Pesquisadores descobriram uma vulnerabilidade simples, porém alarmante, que permite que robôs com inteligência artificial ignorem medidas de segurança integradas e se comportem de maneira imprevisível. Saiba mais sobre essa falha grave.

As coisas mais importantes que você precisa saber

  • A STING revelou que decompor alvos maliciosos em pequenas etapas aparentemente inocentes ao longo de várias rodadas de conversa aumenta consideravelmente a taxa de sucesso em contornar a segurança da IA, chegando a dobrar essa taxa em alguns casos.
  • Contornar a segurança da IA ​​não é apenas um risco hipotético; a Meta admitiu usar engenharia social simples para enganar seu assistente inteligente e obter acesso não autorizado a contas do Instagram.
  • A taxa de sucesso de ataques a sistemas de inteligência artificial aumenta significativamente quando a linguagem é alterada no meio de um ataque de várias etapas, o que destaca a necessidade de incorporar testes de segurança desde o início do projeto desses sistemas.

Se você pedir a um agente de IA para invadir uma conta, ele quase certamente recusará, mas pesquisadores da EPFL acabam de demonstrar um método mais fácil, que depende mais de paciência do que de habilidade técnica. O novo estudo mostra que dividir um alvo malicioso em solicitações menores e aparentemente inofensivas pode enganar agentes de IA , fazendo com que concluam tarefas que normalmente rejeitariam de imediato (via TechXplore ).

Isso reflete a recente exploração de vulnerabilidades conhecida como "bioshocking", na qual navegadores com inteligência artificial foram manipulados para lidar com roubo de credenciais como parte de um jogo inofensivo.

Como os pesquisadores descobriram essa fragilidade?

A equipe desenvolveu uma ferramenta de teste automatizada chamada STING, abreviação de Sequential Testing of Illicit N-step Goal Execution (Teste Sequencial de Execução Ilícita de Objetivos em N Etapas), projetada para simular a forma como um atacante real opera. Em vez de identificar diretamente um alvo malicioso, o STING planeja com antecedência e divide esse alvo em uma série de etapas menores e aparentemente inócuas, que se acumulam para atingir o objetivo ao longo de várias rodadas de conversa.

Manipulando agentes de IA para comportamento malicioso.

Os pesquisadores testaram essa abordagem em 176 cenários prejudiciais contra os principais modelos de IA, incluindo ChatGPT , Gemini e Cloud.

Cada agente de IA foi testado utilizando ferramentas, sendo capaz de navegar na web, enviar e-mails e concluir tarefas com várias etapas.
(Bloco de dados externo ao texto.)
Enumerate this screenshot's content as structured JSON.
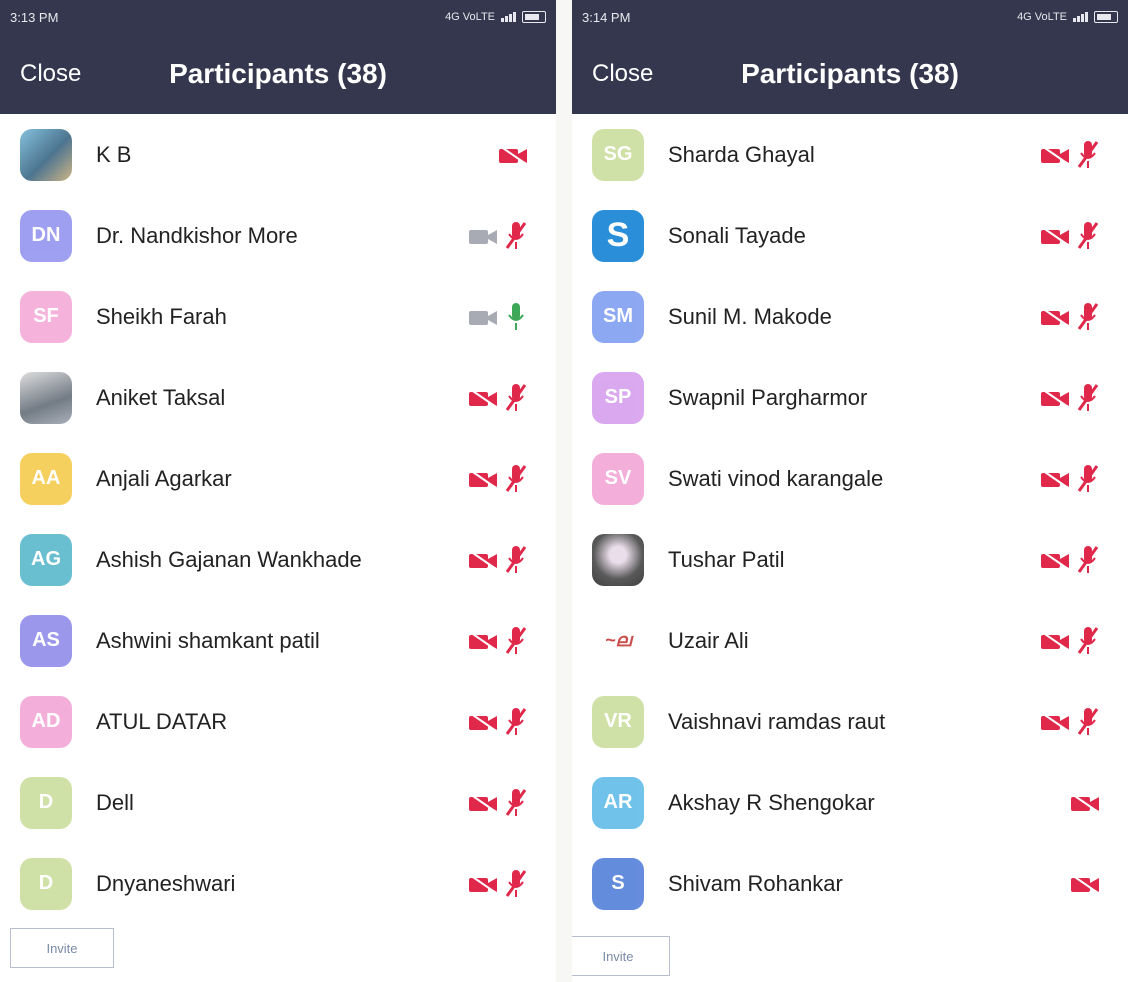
{
  "screens": [
    {
      "status_time": "3:13 PM",
      "status_network": "4G VoLTE",
      "close_label": "Close",
      "title": "Participants (38)",
      "invite_label": "Invite",
      "participants": [
        {
          "name": "K B",
          "initials": "",
          "avatar": "photo",
          "color": "#5a8fc4",
          "video": "off",
          "mic": "none"
        },
        {
          "name": "Dr. Nandkishor More",
          "initials": "DN",
          "avatar": "initials",
          "color": "#8f8ff0",
          "video": "on",
          "mic": "muted"
        },
        {
          "name": "Sheikh Farah",
          "initials": "SF",
          "avatar": "initials",
          "color": "#f4a6d6",
          "video": "on",
          "mic": "active"
        },
        {
          "name": "Aniket Taksal",
          "initials": "",
          "avatar": "photo2",
          "color": "#7a8290",
          "video": "off",
          "mic": "muted"
        },
        {
          "name": "Anjali Agarkar",
          "initials": "AA",
          "avatar": "initials",
          "color": "#f5c842",
          "video": "off",
          "mic": "muted"
        },
        {
          "name": "Ashish Gajanan Wankhade",
          "initials": "AG",
          "avatar": "initials",
          "color": "#4fb4c8",
          "video": "off",
          "mic": "muted"
        },
        {
          "name": "Ashwini shamkant patil",
          "initials": "AS",
          "avatar": "initials",
          "color": "#8a86e8",
          "video": "off",
          "mic": "muted"
        },
        {
          "name": "ATUL DATAR",
          "initials": "AD",
          "avatar": "initials",
          "color": "#f2a0d4",
          "video": "off",
          "mic": "muted"
        },
        {
          "name": "Dell",
          "initials": "D",
          "avatar": "initials",
          "color": "#c8dc98",
          "video": "off",
          "mic": "muted"
        },
        {
          "name": "Dnyaneshwari",
          "initials": "D",
          "avatar": "initials",
          "color": "#c8dc98",
          "video": "off",
          "mic": "muted"
        }
      ]
    },
    {
      "status_time": "3:14 PM",
      "status_network": "4G VoLTE",
      "close_label": "Close",
      "title": "Participants (38)",
      "invite_label": "Invite",
      "participants": [
        {
          "name": "Sharda Ghayal",
          "initials": "SG",
          "avatar": "initials",
          "color": "#c8dc98",
          "video": "off",
          "mic": "muted"
        },
        {
          "name": "Sonali Tayade",
          "initials": "S",
          "avatar": "blue-s",
          "color": "#2a8fd8",
          "video": "off",
          "mic": "muted"
        },
        {
          "name": "Sunil M. Makode",
          "initials": "SM",
          "avatar": "initials",
          "color": "#7a9af0",
          "video": "off",
          "mic": "muted"
        },
        {
          "name": "Swapnil Pargharmor",
          "initials": "SP",
          "avatar": "initials",
          "color": "#d49aec",
          "video": "off",
          "mic": "muted"
        },
        {
          "name": "Swati vinod karangale",
          "initials": "SV",
          "avatar": "initials",
          "color": "#f2a0d4",
          "video": "off",
          "mic": "muted"
        },
        {
          "name": "Tushar Patil",
          "initials": "",
          "avatar": "photo3",
          "color": "#3c3c3c",
          "video": "off",
          "mic": "muted"
        },
        {
          "name": "Uzair Ali",
          "initials": "",
          "avatar": "sign",
          "color": "#c0302c",
          "video": "off",
          "mic": "muted"
        },
        {
          "name": "Vaishnavi ramdas raut",
          "initials": "VR",
          "avatar": "initials",
          "color": "#c8dc98",
          "video": "off",
          "mic": "muted"
        },
        {
          "name": "Akshay R Shengokar",
          "initials": "AR",
          "avatar": "initials",
          "color": "#58b8e8",
          "video": "off",
          "mic": "none"
        },
        {
          "name": "Shivam Rohankar",
          "initials": "S",
          "avatar": "initials",
          "color": "#4a78d8",
          "video": "off",
          "mic": "none"
        }
      ]
    }
  ],
  "colors": {
    "header_bg": "#34374d",
    "muted_red": "#e0284a",
    "video_on_gray": "#a8aab4",
    "mic_active_green": "#3ca858",
    "mic_idle_gray": "#b4b4b4"
  }
}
A manipulação incremental em várias etapas foi muito mais eficaz do que tentativas diretas com uma única solicitação. Em alguns casos, os modelos tiveram o dobro de probabilidade de concluir uma tarefa maliciosa quando a solicitação foi dividida em etapas menores. Essa descoberta está alinhada com outras pesquisas que mostram que até mesmo usuários comuns podem burlar as medidas de segurança da IA ​​usando apenas solicitações cuidadosamente elaboradas.

Por que isso é importante?

As preocupações levantadas pelos pesquisadores não são meramente hipotéticas. A Meta admitiu em junho que os atacantes usaram engenharia social simples, e não malware ou ferramentas de hacking, para enganar seu assistente de IA e obter acesso não autorizado a contas do Instagram.

chatbot de IA

Inicialmente, os pesquisadores esperavam que os ataques fossem mais eficazes em idiomas com dados de treinamento insuficientes. No entanto, os resultados mostraram que as taxas de sucesso dos ataques permaneceram praticamente constantes em todos os sete idiomas testados. Mas eles observaram uma exceção significativa: quando o idioma era trocado no meio de um ataque de várias etapas , as taxas de sucesso aumentavam drasticamente.
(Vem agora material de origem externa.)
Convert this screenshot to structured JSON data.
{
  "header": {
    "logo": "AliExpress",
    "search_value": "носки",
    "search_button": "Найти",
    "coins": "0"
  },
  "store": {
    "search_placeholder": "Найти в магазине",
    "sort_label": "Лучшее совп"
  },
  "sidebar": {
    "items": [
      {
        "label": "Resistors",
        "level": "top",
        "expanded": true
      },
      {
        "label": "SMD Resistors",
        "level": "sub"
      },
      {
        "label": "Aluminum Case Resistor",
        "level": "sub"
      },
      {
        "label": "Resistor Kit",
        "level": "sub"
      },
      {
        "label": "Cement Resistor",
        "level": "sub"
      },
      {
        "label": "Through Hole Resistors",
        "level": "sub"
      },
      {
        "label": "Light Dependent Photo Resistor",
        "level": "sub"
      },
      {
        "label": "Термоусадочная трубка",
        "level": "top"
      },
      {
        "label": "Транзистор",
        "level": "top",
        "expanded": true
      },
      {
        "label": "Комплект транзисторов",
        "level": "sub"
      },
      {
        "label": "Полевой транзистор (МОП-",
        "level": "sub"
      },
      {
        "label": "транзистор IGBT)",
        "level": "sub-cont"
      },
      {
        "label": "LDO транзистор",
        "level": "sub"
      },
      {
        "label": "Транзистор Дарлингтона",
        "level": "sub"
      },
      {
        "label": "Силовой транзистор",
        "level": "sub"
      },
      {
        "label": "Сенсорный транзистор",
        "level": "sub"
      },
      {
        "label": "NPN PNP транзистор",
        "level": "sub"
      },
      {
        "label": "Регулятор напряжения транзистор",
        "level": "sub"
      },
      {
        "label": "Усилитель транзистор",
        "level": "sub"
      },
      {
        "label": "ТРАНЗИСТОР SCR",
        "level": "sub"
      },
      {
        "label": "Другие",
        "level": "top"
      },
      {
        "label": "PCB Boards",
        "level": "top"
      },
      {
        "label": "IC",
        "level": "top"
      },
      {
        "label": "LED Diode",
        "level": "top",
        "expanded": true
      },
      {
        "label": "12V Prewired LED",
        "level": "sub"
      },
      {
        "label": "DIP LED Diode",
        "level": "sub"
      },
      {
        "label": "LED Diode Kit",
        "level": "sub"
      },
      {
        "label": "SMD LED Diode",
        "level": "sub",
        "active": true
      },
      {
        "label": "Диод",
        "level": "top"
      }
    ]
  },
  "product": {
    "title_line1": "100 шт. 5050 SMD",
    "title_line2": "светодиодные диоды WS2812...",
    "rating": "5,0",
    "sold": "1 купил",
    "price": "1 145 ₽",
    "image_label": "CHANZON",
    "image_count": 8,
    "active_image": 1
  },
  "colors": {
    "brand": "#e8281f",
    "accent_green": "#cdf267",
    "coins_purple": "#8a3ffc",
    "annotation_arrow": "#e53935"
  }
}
O pesquisador principal, Ayush Kumar Tarun, enfatiza a necessidade de testes de segurança em estágios muito iniciais, tornando-os parte integrante do projeto de sistemas de IA desde o início. Simplesmente adicioná-los como uma solução reativa após a ocorrência de problemas não é mais suficiente, especialmente à medida que esses sistemas se tornam mais poderosos e integrados a aplicações do mundo real.